Но только это была безвыигрышная ситуация. Между тем, что было возможно, и тем, чего нам хотелось, нечего было выбирать. И здесь я должен сообщить тебе ужасную весть. Четыре дня назад Дедушка умер. Он перерезал себе руки. Была уже глубокая ночь, и мне не спалось. Из ванной доносился шум, поэтому я пошел его расследовать. (Теперь, когда я в доме за старшего, мне приходится следить за тем, чтобы все работало.) Я нашел Дедушку в ванне, полной крови. Я велел ему перестать спать, потому что еще не понял, что происходит. «Проснись!» Затем я встряхнул его с насилием, а затем ударил по лицу. У меня даже рука заболела, так я ему вмазал. Я ударил его снова. Не знаю, почему, но ударил. Если начистоту, я никогда никого до этого не бил, только бывал битым. «Проснись!» — закричал я ему и ударил снова, только теперь по другой стороне лица. Но я знал, что он не проснется. «Ты слишком много спишь!» Мой крик разбудил маму, и она прибежала в ванную. Ей пришлось силой оттаскивать меня от Дедушки, и позже она сказала мне, что она думала, будто это я его убил — по тому, как я его колотил и какой у меня был взгляд. Мы изобрели рассказ про недоразумение со снотворным. Вот что мы сообщили Игорьку, чтобы ему никогда не пришлось знать правды.

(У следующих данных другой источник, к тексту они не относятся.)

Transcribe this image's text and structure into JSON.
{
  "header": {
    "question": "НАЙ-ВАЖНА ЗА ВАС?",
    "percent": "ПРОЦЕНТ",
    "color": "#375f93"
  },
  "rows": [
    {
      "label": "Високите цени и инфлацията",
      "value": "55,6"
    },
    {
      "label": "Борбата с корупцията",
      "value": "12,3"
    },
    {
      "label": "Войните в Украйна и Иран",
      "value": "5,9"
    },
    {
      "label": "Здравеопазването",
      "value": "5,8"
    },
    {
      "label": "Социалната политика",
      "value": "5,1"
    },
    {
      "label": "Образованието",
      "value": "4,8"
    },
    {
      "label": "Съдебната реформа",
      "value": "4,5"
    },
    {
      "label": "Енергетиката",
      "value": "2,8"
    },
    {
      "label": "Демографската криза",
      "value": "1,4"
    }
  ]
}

Ну и насыщенный получился вечер. Столько произошло, и столько еще происходит, и столько еще произойдет. Впервые в жизни я сказал Отцу ровно то, что думал, как и тебе сейчас, впервые в жизни скажу ровно то, что думаю. Как и у него, прошу у тебя прощения.
С любовью,
Алекс
Иллюминация
«ГЕРШЕЛЬ присматривал за твоим отцом, когда мне нужно было отлучиться по делу или когда твоя бабушка болела. Она всегда болела, а не только под конец жизни. Гершель присматривал за малышом и держал его на руках, как своего собственного. Он даже называл его сыном».
Я сообщал все это Джонатану по мере того, как Дедушка сообщал это мне, и он все записал в дневник. Он записал:
«Своей семьи у Гершеля не было. Он был не очень общителен. Он очень любил читать, а также писать. Он был поэт и декламировал мне многие из своих стихов. Некоторые я помню. Я бы назвал их наивными, сплошь про любовь. Вечно он сидел в своей комнате, сочиняя стихи, избегал людей. Бывало, я ему говорил: Какой прок от любви, когда она на бумаге? Я сказал: Позволь любви чтонибудь на тебе написать. Но он был такой упрямый. А может, просто застенчивый».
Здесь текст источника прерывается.